Williams syndrome is caused by the spontaneous deletion of 26-28 genes on chromosome #7 at the time of conception. It is likely that in most families, the child with Williams syndrome is the only one to have the elastin gene condition in his or her entire extended family.
WS affects 1 in 7,500 - 10,000 people worldwide – an estimated 20,000 to 30,000 people in the United States. It is known to occur equally in both males and females and in every culture.
Children with Williams syndrome tend to be social, friendly, and endearing.

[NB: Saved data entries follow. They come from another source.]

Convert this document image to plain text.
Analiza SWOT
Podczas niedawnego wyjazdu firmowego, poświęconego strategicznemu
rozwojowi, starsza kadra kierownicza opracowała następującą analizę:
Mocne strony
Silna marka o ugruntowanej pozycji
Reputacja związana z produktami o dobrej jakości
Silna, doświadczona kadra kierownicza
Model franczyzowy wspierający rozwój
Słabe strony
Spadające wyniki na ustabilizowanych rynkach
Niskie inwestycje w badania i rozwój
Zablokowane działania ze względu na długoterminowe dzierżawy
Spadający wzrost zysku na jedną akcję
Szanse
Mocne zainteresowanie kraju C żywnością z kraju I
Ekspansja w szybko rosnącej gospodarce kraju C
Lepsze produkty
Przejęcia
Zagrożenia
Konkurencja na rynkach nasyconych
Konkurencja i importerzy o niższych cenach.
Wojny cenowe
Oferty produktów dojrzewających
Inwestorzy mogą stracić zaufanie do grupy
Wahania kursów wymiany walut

But there are major struggles as well. Mild to life-threatening cardiovascular problems can be present at birth or become evident while children are still infants and toddlers. Children with WS need costly and ongoing medical care and early interventions (such as speech, physical and occupational therapy) to help overcome developmental delays. As they grow, children struggle with things like spatial relations, numbers, abstract reasoning, and executive functions, which can make daily tasks a challenge. As adults, most people with Williams syndrome will need supportive housing to live to their fullest potential. However, adults with Williams syndrome contribute to their communities as volunteers or paid employees; often working at assisted living homes for senior citizens, hospitals and libraries, as store greeters or veterinary aides, and more. Both employment and housing opportunities for individuals with Williams syndrome are increasing and improving annually.
Due to their friendly nature and need for companionship, opportunities for social interaction are important to those with Williams syndrome throughout their lives. However, people with Williams syndrome often don’t process nuanced social cues often making it difficult to form lasting relationships. As people with Williams syndrome mature – beyond the structure of school and family activities – they often experience intense isolation which can lead to increased anxiety and depression.
There are many features common to those with Williams syndrome. The elastin deletion is responsible for many of the physical features. Other medical and developmental problems are likely caused by the deletions of the additional genetic material near the elastin gene on chromosome #7. However, every child is an individual - the number of features present, and which features are present varies from child to child, even though more than 95% of individuals have an identical 26-28 gene deletion.